Le groupe a fait le voyage pour passer deux semaines intensives à travailler avec Floating Doctors, une organisation à but non lucratif qui déploie des équipes médicales par bateau, par cheval de bât ou à pied dans des zones reculées et mal desservies. Là, ils fournissent des services de santé et des projets de développement communautaire aux Ngäbe-Bulgé du Panama, qui vivent dans une grande pauvreté et n'ont pas accès aux soins médicaux de base.

Cette expérience a été proposée en tant que cours facultatif et expérience pour les étudiants du programme de thérapie de couple et de famille : Marcela Ramirez, Paris Thomas, Alejandra Franco, Travianna Jones, Briana Moretti, Carol Salas et Catherine Schumacher.

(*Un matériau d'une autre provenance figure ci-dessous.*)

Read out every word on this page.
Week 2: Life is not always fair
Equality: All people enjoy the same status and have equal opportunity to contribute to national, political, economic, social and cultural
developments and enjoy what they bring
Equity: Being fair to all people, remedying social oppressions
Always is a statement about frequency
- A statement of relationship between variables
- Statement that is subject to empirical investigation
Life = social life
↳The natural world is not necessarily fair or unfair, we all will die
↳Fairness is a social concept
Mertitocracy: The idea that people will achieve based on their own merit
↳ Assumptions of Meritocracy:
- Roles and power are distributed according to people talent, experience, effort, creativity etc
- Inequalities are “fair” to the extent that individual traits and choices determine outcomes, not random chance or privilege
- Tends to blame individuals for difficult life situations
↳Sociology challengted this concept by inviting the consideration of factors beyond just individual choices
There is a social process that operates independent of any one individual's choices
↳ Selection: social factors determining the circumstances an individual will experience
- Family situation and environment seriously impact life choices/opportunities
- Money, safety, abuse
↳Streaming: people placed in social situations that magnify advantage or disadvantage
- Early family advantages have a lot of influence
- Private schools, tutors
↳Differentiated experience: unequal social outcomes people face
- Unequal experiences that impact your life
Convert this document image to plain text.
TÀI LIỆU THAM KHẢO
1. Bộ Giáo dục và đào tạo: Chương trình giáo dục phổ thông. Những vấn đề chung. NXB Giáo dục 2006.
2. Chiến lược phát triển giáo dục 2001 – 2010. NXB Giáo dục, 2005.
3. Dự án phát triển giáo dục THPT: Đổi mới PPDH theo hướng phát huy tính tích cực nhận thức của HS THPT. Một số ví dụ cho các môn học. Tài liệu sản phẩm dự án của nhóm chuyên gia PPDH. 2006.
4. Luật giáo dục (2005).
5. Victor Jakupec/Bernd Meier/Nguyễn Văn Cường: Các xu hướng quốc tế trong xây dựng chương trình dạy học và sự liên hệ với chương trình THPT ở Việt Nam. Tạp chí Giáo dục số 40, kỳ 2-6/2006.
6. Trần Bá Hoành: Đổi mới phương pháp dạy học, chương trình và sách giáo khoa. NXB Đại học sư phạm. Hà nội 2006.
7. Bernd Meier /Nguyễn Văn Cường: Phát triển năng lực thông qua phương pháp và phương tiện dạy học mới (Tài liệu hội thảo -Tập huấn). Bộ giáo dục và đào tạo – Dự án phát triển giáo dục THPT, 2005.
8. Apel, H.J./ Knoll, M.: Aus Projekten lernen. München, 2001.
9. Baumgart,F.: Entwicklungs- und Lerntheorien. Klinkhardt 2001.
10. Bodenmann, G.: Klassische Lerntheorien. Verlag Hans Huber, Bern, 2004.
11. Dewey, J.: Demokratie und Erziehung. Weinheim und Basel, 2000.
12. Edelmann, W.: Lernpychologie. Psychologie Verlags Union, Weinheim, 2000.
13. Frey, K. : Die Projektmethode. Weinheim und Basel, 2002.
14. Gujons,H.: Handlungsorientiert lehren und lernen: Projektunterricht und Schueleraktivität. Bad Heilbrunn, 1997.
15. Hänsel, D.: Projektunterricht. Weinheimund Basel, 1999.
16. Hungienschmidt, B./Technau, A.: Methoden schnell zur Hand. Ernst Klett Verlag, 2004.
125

L'idée est venue de Kristina S. Brown, Ph.D., LMFT, présidente du département de thérapie du couple et de la famille. Ayant grandi dans la région de Los Angeles, elle était amie d'enfance avec le meilleur ami de son jeune frère, Benjamin LaBrot, qui est devenu plus tard le fondateur et le PDG de Floating Doctors. Mme Brown a eu l'idée d'un moyen par lequel les étudiants de l'université Adler pourraient aider les cliniciens de Floating Doctors, apprendre d'eux et leur donner des cours.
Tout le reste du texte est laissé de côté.